Abgeordnete in Hongkong liefern sich Handgemenge im Parlament
Im Parlament von Hongkong hat es einen handfesten Streit zwischen dem Lager der Peking-treuen Regierungschefin Carrie Lam und der pro-demokratischen Opposition gegeben. Angehörige beider Seiten bewarfen sich am Freitag mit Mobiltelefonen und Protestplakaten, bevor Sicherheitsleute mehrere der Oppositionsabgeordneten aus dem Parlamentsgebäude eskortierten. Ausgelöst worden war das Handgemenge von einem seit Wochen schwelenden Streit über die Besetzung des Justizausschusses.
Das Parlament in Hongkong ist seit Monaten handlungsunfähig. Die pro-demokratische Opposition blockiert seit Monaten die Wahl eines neuen Vorsitzenden des Justizausschusses, dessen Aufgabe die Prüfung aller Gesetzentwürfe ist, bevor diese den Abgeordneten vorgelegt werden. Hintergrund ist die Kontroverse um ein Gesetz, das beleidigende Äußerungen über die chinesische Nationalhymne unter Strafe stellt.

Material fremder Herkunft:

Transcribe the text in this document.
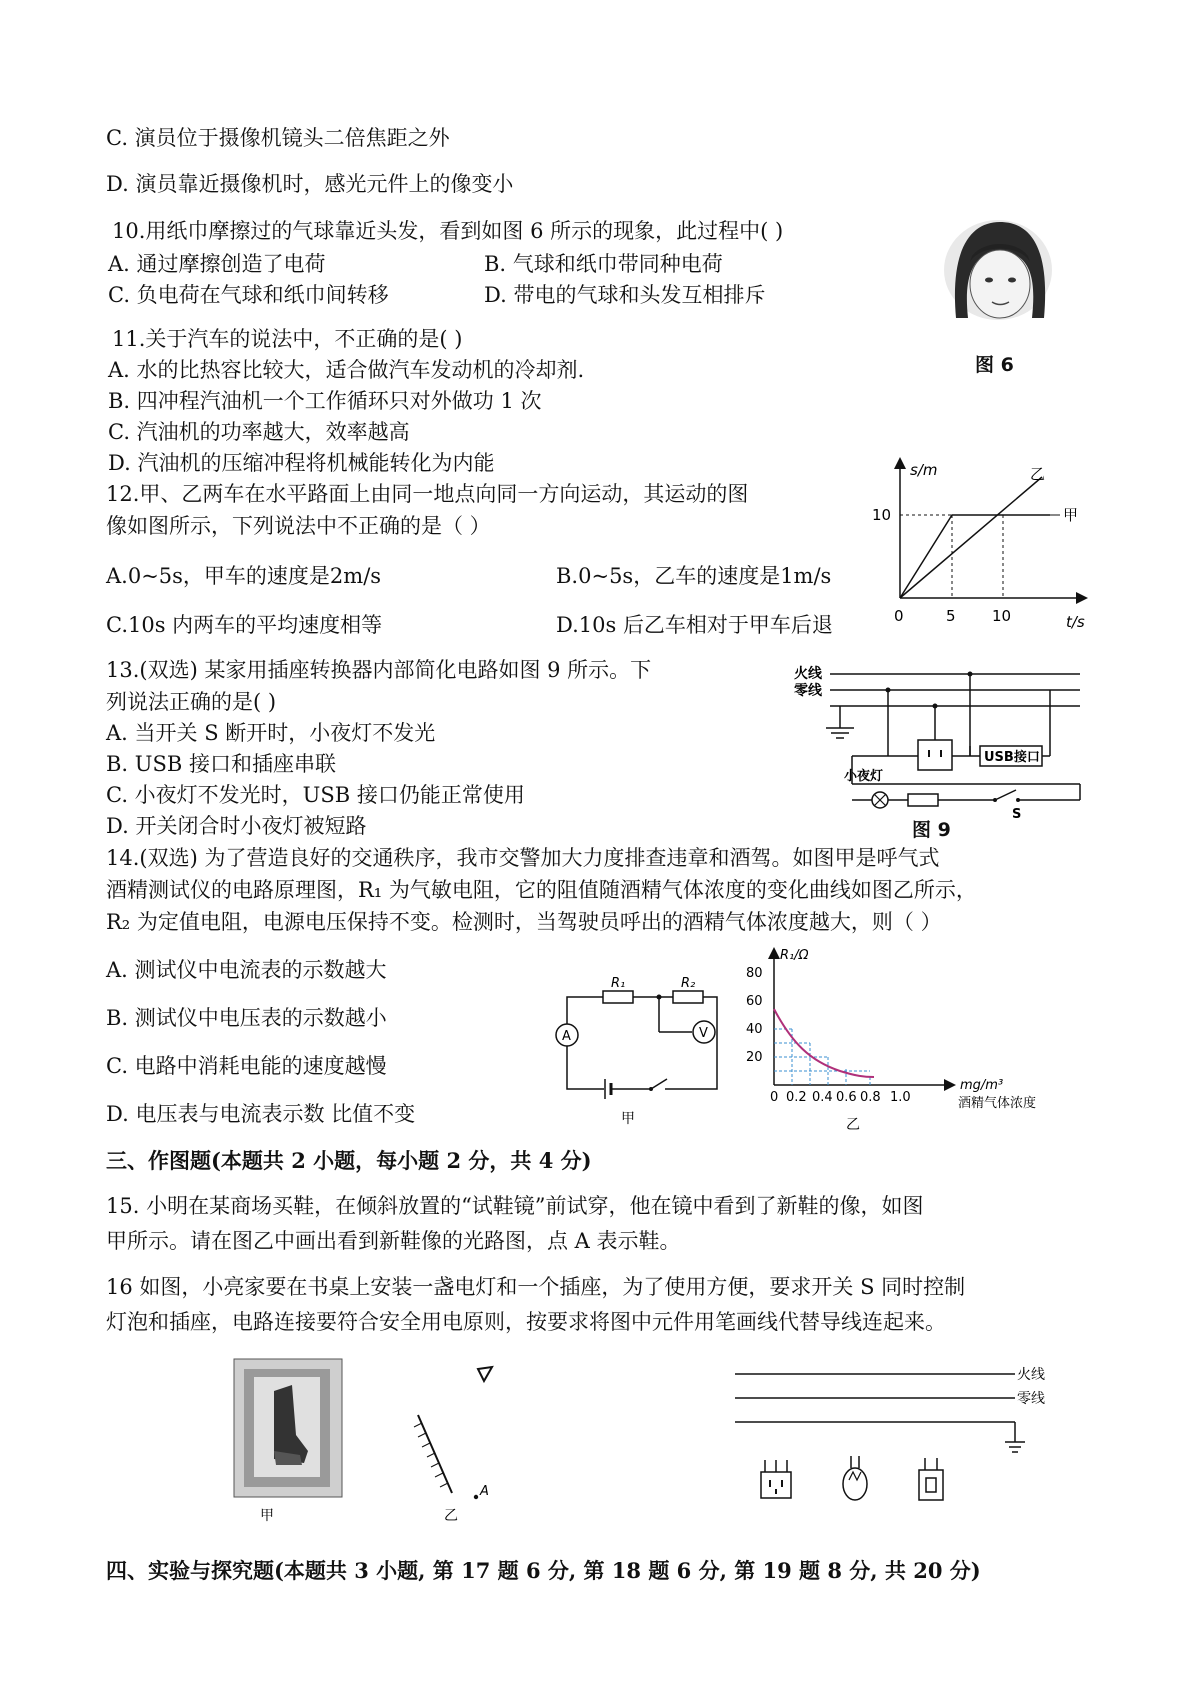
C. 演员位于摄像机镜头二倍焦距之外
D. 演员靠近摄像机时，感光元件上的像变小
10.用纸巾摩擦过的气球靠近头发，看到如图 6 所示的现象，此过程中( )
A. 通过摩擦创造了电荷	B. 气球和纸巾带同种电荷
C. 负电荷在气球和纸巾间转移	D. 带电的气球和头发互相排斥
图 6
11.关于汽车的说法中，不正确的是( )
A. 水的比热容比较大，适合做汽车发动机的冷却剂.
B. 四冲程汽油机一个工作循环只对外做功 1 次
C. 汽油机的功率越大，效率越高
D. 汽油机的压缩冲程将机械能转化为内能
12.甲、乙两车在水平路面上由同一地点向同一方向运动，其运动的图
像如图所示，下列说法中不正确的是（ ）
A.0~5s，甲车的速度是2m/s	B.0~5s，乙车的速度是1m/s
C.10s 内两车的平均速度相等	D.10s 后乙车相对于甲车后退
s/m
t/s
10
0	5 10
甲
乙
13.(双选) 某家用插座转换器内部简化电路如图 9 所示。下
列说法正确的是( )
A. 当开关 S 断开时，小夜灯不发光
B. USB 接口和插座串联
C. 小夜灯不发光时，USB 接口仍能正常使用
D. 开关闭合时小夜灯被短路
火线
零线
USB接口
小夜灯
S
图 9
14.(双选) 为了营造良好的交通秩序，我市交警加大力度排查违章和酒驾。如图甲是呼气式
酒精测试仪的电路原理图，R₁ 为气敏电阻，它的阻值随酒精气体浓度的变化曲线如图乙所示，
R₂ 为定值电阻，电源电压保持不变。检测时，当驾驶员呼出的酒精气体浓度越大，则（ ）
A. 测试仪中电流表的示数越大
B. 测试仪中电压表的示数越小
C. 电路中消耗电能的速度越慢
D. 电压表与电流表示数 比值不变
R₁	R₂
A	V
甲
R₁/Ω
80
60
40
20
0 0.2 0.4 0.6 0.8 1.0
mg/m³
酒精气体浓度
乙
三、作图题(本题共 2 小题，每小题 2 分，共 4 分)
15. 小明在某商场买鞋，在倾斜放置的“试鞋镜”前试穿，他在镜中看到了新鞋的像，如图
甲所示。请在图乙中画出看到新鞋像的光路图，点 A 表示鞋。
16 如图，小亮家要在书桌上安装一盏电灯和一个插座，为了使用方便，要求开关 S 同时控制
灯泡和插座，电路连接要符合安全用电原则，按要求将图中元件用笔画线代替导线连起来。
甲
A
乙
火线
零线
四、实验与探究题(本题共 3 小题, 第 17 题 6 分, 第 18 题 6 分, 第 19 题 8 分, 共 20 分)
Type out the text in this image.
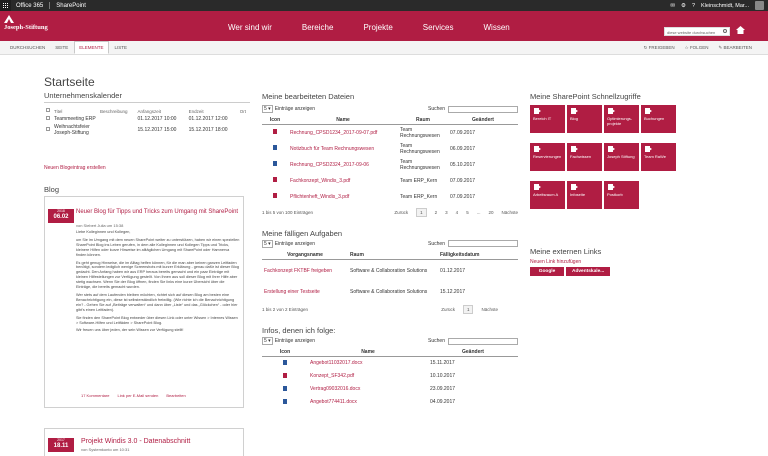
Office 365 SharePoint	✉ ⚙ ? Kleinschmidt, Mar...
Joseph-Stiftung	Wer sind wir	Bereiche	Projekte	Services	Wissen
diese website durchsuchen
DURCHSUCHEN	SEITE	ELEMENTE	LISTE	↻ FREIGEBEN ☆ FOLGEN ✎ BEARBEITEN
Startseite
Unternehmenskalender
	Titel	Beschreibung	Anfangszeit	Endzeit	Ort
	Teammeeting ERP		01.12.2017 10:00	01.12.2017 12:00	
	Weihnachtsfeier Joseph-Stiftung		15.12.2017 15:00	15.12.2017 18:00	
Neuen Blogeintrag erstellen
Blog
2018
06.02
Neuer Blog für Tipps und Tricks zum Umgang mit SharePoint
von Siebert Julia um 15:38

Liebe Kolleginnen und Kollegen,

um Sie im Umgang mit dem neuen SharePoint weiter zu unterstützen, haben wir einen speziellen SharePoint Blog ins Leben gerufen, in dem alle Kolleginnen und Kollegen Tipps und Tricks, kleinere Hilfen oder kurze Hinweise im alltäglichen Umgang mit SharePoint oder Hamnerva finden können.

Es geht genug Hinweise, die im Alltag helfen können, für die man aber keinen ganzen Leitfaden benötigt, sondern lediglich wenige Screenshots mit kurzer Erklärung - genau dafür ist dieser Blog gedacht. Den Anfang haben wir aus ERP heraus bereits gemacht und ein paar Einträge mit kleinen Hilfestellungen zur Verfügung gestellt. Von Ihnen aus soll dieser Blog mit Ihrer Hilfe aber stetig wachsen. Wenn Sie der Blog öffnen, finden Sie links eine kurze Übersicht über die Einträge, die bereits gemacht wurden.

Wer stets auf dem Laufenden bleiben möchten, richtet sich auf diesen Blog am besten eine Benachrichtigung ein, diese ist selbsterständlich freiwillig. (Wie richte ich die Benachrichtigung ein? - Gehen Sie auf „Beiträge verwalten“ und dann über „Liste“ und das „Glöckchen“ - oder hier gibt's einen Leitfaden).

Sie finden den SharePoint Blog entweder über diesen Link oder unter Wissen > Internes Wissen > Software-Hilfen und Leitfäden > SharePoint Blog.

Wir freuen uns über jeden, der sein Wissen zur Verfügung stellt!

17 Kommentare Link per E-Mail senden Bearbeiten
2017
18.11
Projekt Windis 3.0 - Datenabschnitt
von Systemkonto um 10:31
Meine bearbeiteten Dateien
5 ▾ Einträge anzeigen	Suchen
Icon	Name	Raum	Geändert
	Rechnung_CPSD1234_2017-09-07.pdf	Team Rechnungswesen	07.09.2017
	Notizbuch für Team Rechnungswesen	Team Rechnungswesen	06.09.2017
	Rechnung_CPSD2324_2017-09-06	Team Rechnungswesen	05.10.2017
	Fachkonzept_Windis_3.pdf	Team ERP_Kern	07.09.2017
	Pflichtenheft_Windis_3.pdf	Team ERP_Kern	07.09.2017
1 bis 5 von 100 Einträgen	Zurück	1	2 3 4 5 ... 20 Nächste
Meine fälligen Aufgaben
5 ▾ Einträge anzeigen	Suchen
Vorgangsname	Raum	Fälligkeitsdatum
Fachkonzept FKTBF freigeben	Software & Collaboration Solutions	01.12.2017
Erstellung einer Testseite	Software & Collaboration Solutions	15.12.2017
1 bis 2 von 2 Einträgen	Zurück	1	Nächste
Infos, denen ich folge:
5 ▾ Einträge anzeigen	Suchen
Icon	Name	Geändert
	Angebot11032017.docx	15.11.2017
	Konzept_SF342.pdf	10.10.2017
	Vertrag09032016.docx	23.09.2017
	Angebot774411.docx	04.09.2017
Meine SharePoint Schnellzugriffe
Bereich IT	Blog	Optimierungs-projekte
Buchungen
Reservierungen Fachwissen	Joseph Stiftung Team RaWe
Arbeitsraum A	Infoseite	Postkorb
Meine externen Links
Neuen Link hinzufügen
Google	Adventskale...
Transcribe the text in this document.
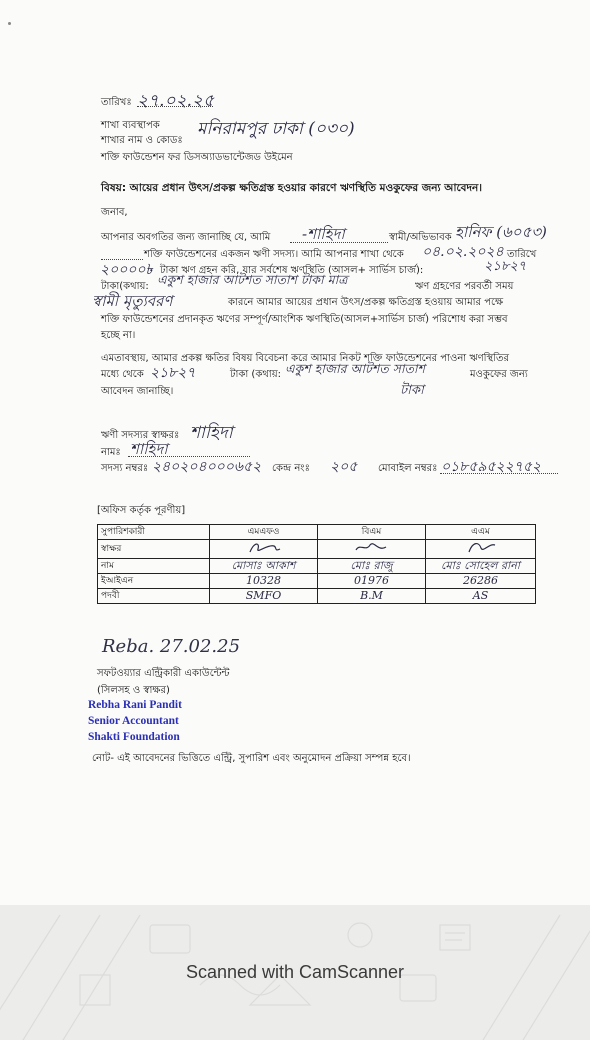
তারিখঃ ২৭.০২.২৫
শাখা ব্যবস্থাপক
শাখার নাম ও কোডঃ
মনিরামপুর ঢাকা (০৩০)
শক্তি ফাউন্ডেশন ফর ডিসঅ্যাডভান্টেজড উইমেন
বিষয়: আয়ের প্রধান উৎস/প্রকল্প ক্ষতিগ্রস্ত হওয়ার কারণে ঋণস্থিতি মওকুফের জন্য আবেদন।
জনাব,
আপনার অবগতির জন্য জানাচ্ছি যে, আমি -শাহিদা	স্বামী/অভিভাবক হানিফ (৬০৫৩)
শক্তি ফাউন্ডেশনের একজন ঋণী সদস্য। আমি আপনার শাখা থেকে ০৪.০২.২০২৪ তারিখে
২০০০০৳ টাকা ঋণ গ্রহন করি, যার সর্বশেষ ঋণস্থিতি (আসল+ সার্ভিস চার্জ):	২১৮২৭
টাকা(কথায়: একুশ হাজার আটশত সাতাশ টাকা মাত্র	ঋণ গ্রহণের পরবর্তী সময়
স্বামী মৃত্যুবরণ	কারনে আমার আয়ের প্রধান উৎস/প্রকল্প ক্ষতিগ্রস্ত হওয়ায় আমার পক্ষে
শক্তি ফাউন্ডেশনের প্রদানকৃত ঋণের সম্পূর্ণ/আংশিক ঋণস্থিতি(আসল+সার্ভিস চার্জ) পরিশোধ করা সম্ভব
হচ্ছে না।
এমতাবস্থায়, আমার প্রকল্প ক্ষতির বিষয় বিবেচনা করে আমার নিকট শক্তি ফাউন্ডেশনের পাওনা ঋণস্থিতির
মধ্যে থেকে ২১৮২৭	টাকা (কথায়: একুশ হাজার আটশত সাতাশ	মওকুফের জন্য
টাকা
আবেদন জানাচ্ছি।
ঋণী সদস্যর স্বাক্ষরঃ শাহিদা
নামঃ শাহিদা
সদস্য নম্বরঃ ২৪০২০৪০০০৬৫২ কেন্দ্র নংঃ ২০৫ মোবাইল নম্বরঃ ০১৮৫৯৫২২৭৫২
[অফিস কর্তৃক পূরণীয়]
সুপারিশকারী	এমএফও	বিএম	এএম
স্বাক্ষর			
নাম	মোসাঃ আকাশ	মোঃ রাজু	মোঃ সোহেল রানা
ইআইএন	10328	01976	26286
পদবী	SMFO	B.M	AS
Reba. 27.02.25
সফটওয়্যার এন্ট্রিকারী একাউন্টেন্ট
(সিলসহ ও স্বাক্ষর)
Rebha Rani Pandit
Senior Accountant
Shakti Foundation
নোট- এই আবেদনের ভিত্তিতে এন্ট্রি, সুপারিশ এবং অনুমোদন প্রক্রিয়া সম্পন্ন হবে।
Scanned with CamScanner
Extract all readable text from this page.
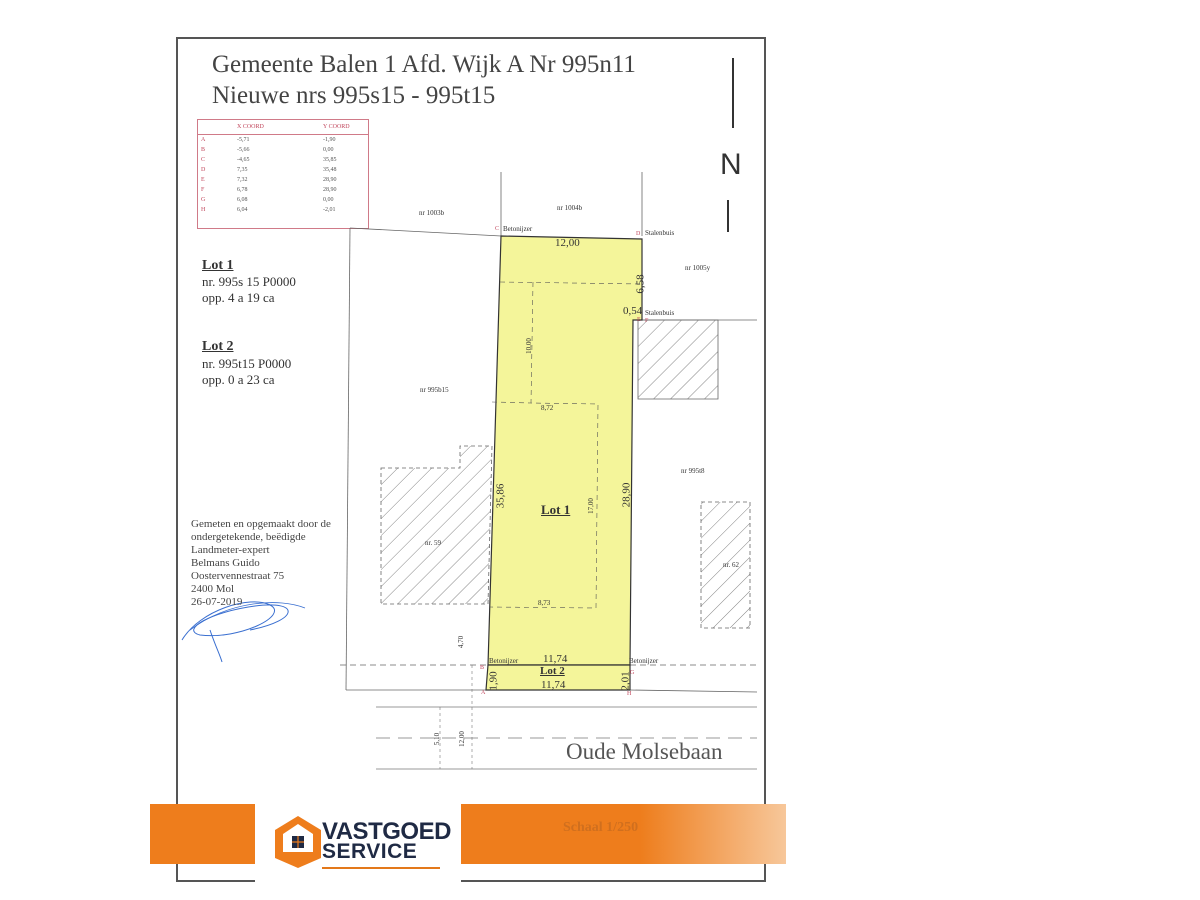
Gemeente Balen 1 Afd. Wijk A Nr 995n11
Nieuwe nrs 995s15 - 995t15
	X COORD	Y COORD
A	-5,71	-1,90
B	-5,66	0,00
C	-4,65	35,85
D	7,35	35,48
E	7,32	28,90
F	6,78	28,90
G	6,08	0,00
H	6,04	-2,01
Lot 1
nr. 995s 15 P0000
opp. 4 a 19 ca
Lot 2
nr. 995t15 P0000
opp. 0 a 23 ca
nr 1003b
nr 1004b
nr 1005y
nr 995b15
nr 995t8
nr. 59
nr. 62
Betonijzer	Stalenbuis
Stalenbuis
Betonijzer	Betonijzer
C
D
E F
B
G
A	H
12,00
6,58
0,54
35,86	28,90
11,74
11,74
1,90	2,01
10,00
8,72
17,00
8,73
4,70
5,10 12,00
Lot 1
Lot 2
N
Oude Molsebaan
Gemeten en opgemaakt door de
ondergetekende, beëdigde
Landmeter-expert
Belmans Guido
Oostervennestraat 75
2400 Mol
26-07-2019
Schaal 1/250
VASTGOED
SERVICE
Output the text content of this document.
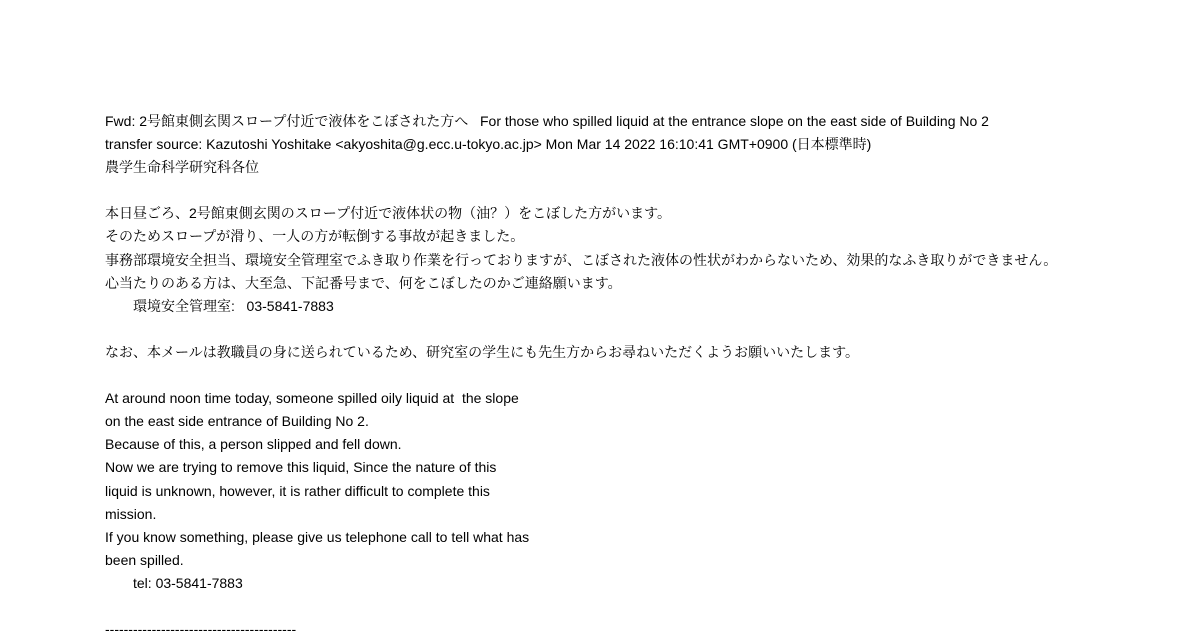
Fwd: 2号館東側玄関スロープ付近で液体をこぼされた方へ   For those who spilled liquid at the entrance slope on the east side of Building No 2
transfer source: Kazutoshi Yoshitake <akyoshita@g.ecc.u-tokyo.ac.jp> Mon Mar 14 2022 16:10:41 GMT+0900 (日本標準時)
農学生命科学研究科各位
本日昼ごろ、2号館東側玄関のスロープ付近で液体状の物（油？）をこぼした方がいます。
そのためスロープが滑り、一人の方が転倒する事故が起きました。
事務部環境安全担当、環境安全管理室でふき取り作業を行っておりますが、こぼされた液体の性状がわからないため、効果的なふき取りができません。
心当たりのある方は、大至急、下記番号まで、何をこぼしたのかご連絡願います。
環境安全管理室:   03-5841-7883
なお、本メールは教職員の身に送られているため、研究室の学生にも先生方からお尋ねいただくようお願いいたします。
At around noon time today, someone spilled oily liquid at  the slope
on the east side entrance of Building No 2.
Because of this, a person slipped and fell down.
Now we are trying to remove this liquid, Since the nature of this
liquid is unknown, however, it is rather difficult to complete this
mission.
If you know something, please give us telephone call to tell what has
been spilled.
tel: 03-5841-7883
-----------------------------------------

Rechtsberater der Hongkonger Regierung bevollmächtigten nun jedoch die bekannte pro-chinesische Politikerin Starry Lee dazu, den Vorsitz des Ausschusses zu übernehmen. Am Freitagnachmittag nahm Lee den Sitz ohne Wahl ein.
Im Parlament kam es daraufhin zu chaotischen Szenen. Pro-demokratische Abgeordnete und ihre Rechtsberater umzingelten Lee und warfen ihr vor, die parlamentarischen Regeln gebrochen zu haben.
Die bekannte pro-demokratische Parlamentarierin Claudia Mo verteidigte die Blockadehaltung ihrer Partei nach dem Vorfall vor Journalisten. Das Lager der Regierungspartei nehme "jedes kleine Bisschen an Macht für sich in Anspruch", kritisierte sie.
Der zum Regierungslager gehörende Abgeordnete Martin Liao warf der Opposition dagegen vor, mit der Blockade den Gesetzgebungsprozess zum Erliegen gebracht zu haben. "Wir stecken seit mehr als sechs Monaten fest", sagte Liao.
Die Zentralregierung in Peking hat wiederholt wütend auf die Handlungsunfähigkeit des Hongkonger Parlaments reagiert. Im April brachte Peking sogar die Strafverfolgung pro-demokratischer Abgeordneter ins Spiel. Dies sorgte in der Opposition für einen Aufschrei. Laut der Hongkonger Verfassung darf sich die Zentralregierung nicht in die Belange der Sonderverwaltungszone einmischen.
Die Eskalation im Parlament erfolgte inmitten neu aufflammender Proteste der Demokratiebewegung in Hongkong. Vergangenes Jahr hatten Massenproteste für mehr Demokratie und Unabhängigkeit von Festland-China die Finanzmetropole über Monate erschüttert.